Fig. 6. DSCAM regulates neuronal delamination via RapGEF2 and N-cadherin down-regulation.

(A) En face view of E15.5 dorsal midbrain that was electroporated in utero at E13.5. The outline of this experiment is described in Fig. 2A. Yellow arrowheads indicate collected apex areas. Scale bar, 10 μm. (B) Cumulative distribution and (C) quantification of the size of the endfeet apex area. (B and C) Scramble, n = 50 cells from three animals; Dscam KD, n = 88 cells from three animals. Box plots show median (horizontal line), quartiles (box), and range (whiskers); Mann-Whitney test. (D) Cumulative distribution of normalized fluorescence intensity of N-cadherin in apex of endfeet.
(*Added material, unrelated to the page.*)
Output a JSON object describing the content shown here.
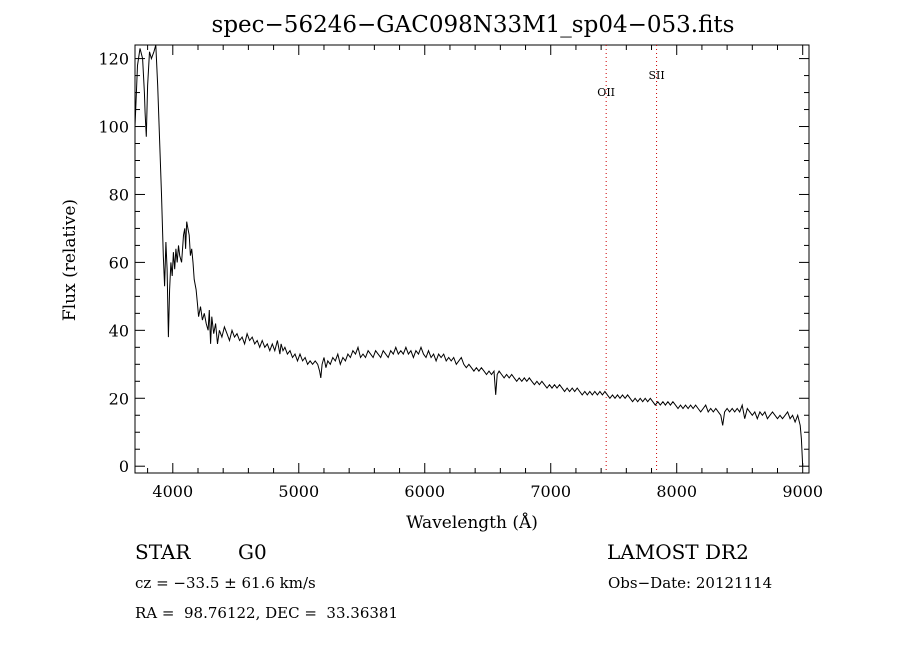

This was calculated by the ratio of the average pixel intensity within the apical circumference of one transfected cell versus the mean of average pixel intensity of four to seven of its close nontransfected neighbors. (E) Quantification of normalized fluorescence intensity of N-cadherin level ratio. A smaller population was defined as the size of the apex area of endfeet being smaller than the median size, and the other half was defined as larger [smaller, n = 25 cells; Dscam KD, n = 44 cells, box plots show median (horizontal line), quartiles (box), and range (whiskers), Mann-Whitney test]. (F) Scatter plot of N-cadherin intensity and apex area for control and Dscam KD brains. ANCOVA test. (G) Coronal sections of E15.5 dorsal midbrain expressing mKO2-F that were coelectroporated with indicated vectors. White arrowheads indicate excess endfeet formation. Higher magnification in bottom panels represents areas surrounded by the dotted box. V, ventricle. Scale bar, 50 μm. (H) Analysis of the number of mKO2-F–positive neurons bearing endfeet. Box plots show median (horizontal line), quartiles (box), and range (whiskers) from five to eight brains; Kruskal-Wallis test with Dunn’s multiple comparisons test.